Colombia stands as a regional pioneer together with Brazil by participating in the Convention of Biological Diversity, as well as successfully ratifying and legislating biosecurity measures according to the Cartagena Protocol of Biosafety. As Colombians, we want to help our country develop these techniques further by abiding local legislation as well as becoming a technological vanguard through the application and divulgation of synthetic biology.
What's more, a free trade agreement has recently been approved by presidents Barack Obama and Juan Manuel Santos between the United States of America and Colombia, which automatically lower customs duties of many agricultural and industrial products to zero, and automatically demands an increase of competitiveness for both countries, but more dramatically for Colombia. In this matter, we strongly believe innovative processing of our most important exportations are crucial to stand as a competitive economy, and this why we decided to engineer synthetic biology for the improvement of our coffee production.
Regarding our current legislation in more detail:
Through the ratification of the Cartagena Protocol of Biosafety with Law 720 of 2002, Colombia remains true as a listed party country in the Convention on Biological Diversity of 1992 that has three main objectives: 1. The conservation of biological diversity, 2. The sustainable use of the components of biological diversity, and 3. The fair and equitable sharing of the benefits arising out of the utilization of genetic resources. The Cartagena Protocol is basically an international agreement to ensure the safe handling, transport, and use of living modified organisms (LMOs) that result from modern biotechnology.

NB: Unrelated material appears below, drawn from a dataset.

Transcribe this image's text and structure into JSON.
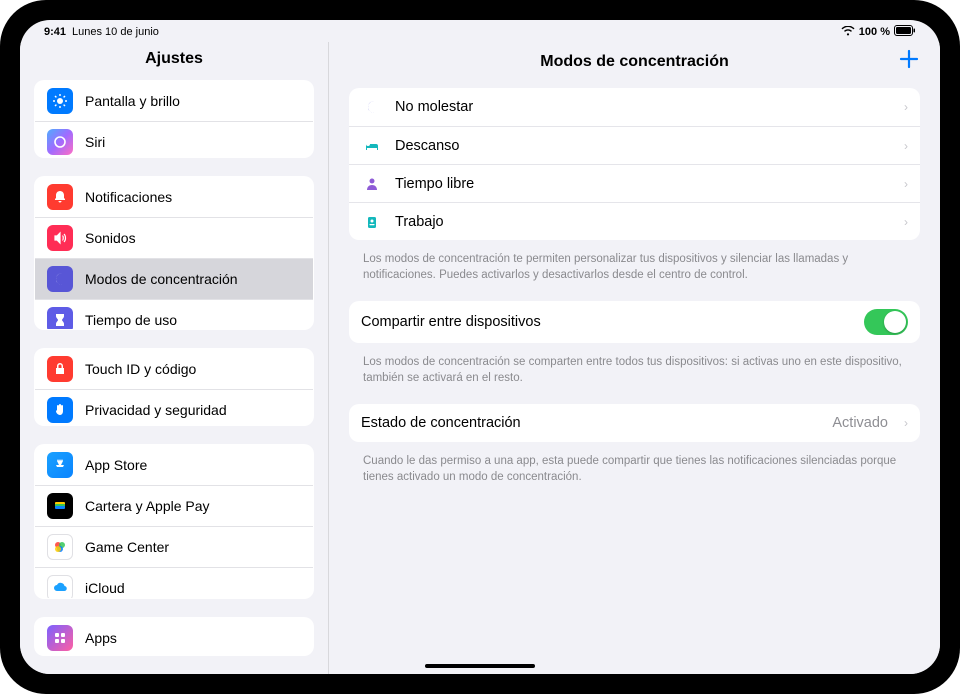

Colombian expresident Álvaro Uribe ordained the decree 4525 of 2005 through the Ministry of Agriculture and Rural Development by which it delimits Law 740 of 2002. The decree first defines important terms that define our project as modern biotechnology (in vitro application of nucleic acids in live cells or organelles for the surpassing of the natural physiological barriers of the reproduction or recombination not traditionally used in reproduction and selection), emphasizes the importance of biosecurity in these kinds of projects, and determines the competent authorities which we have to inform about our biosafety techiniques, as well as project advances. In our case this turns out to be the Colombian Farming Institute (ICA), to which we must ask for authorization for research using LMOs.
The decree also determines the National Technical Committee of Biosecurity for LMOs with agricultural, livestock, fishing, commercial forest plantations, and agroindustry: the Minister of Agriculture and Rural Development, the Minister for Social Protection, the Minister of the Environment, Housing, and Territorial Development, Colciencias (the Administrative Department of Science, Technology, and Innovation) Director, and the ICA manager. This is the committee in charge of evaluating project viability and biosafety. The Ministry for Social Protection, the National Institute for the Surveillance of Foods and Drugs (Invima, Colombia's FDA), the Ministry of Agriculture and Rural Development, ICA, and the Ministry of the Environment, Housing, and Territorial Development are in charge of the control and close following of authorized projects, as well as taking protective and disciplinary measures against malpractice.
Finally, in its article 36, the decree states that researchers involved with the engineering of LMOs should design and promote educational programs directed towards users, consumers, and the community in general in order to strengthen the public knowledge and perception of both the benefits and risks that may generate during the development of LMO activities.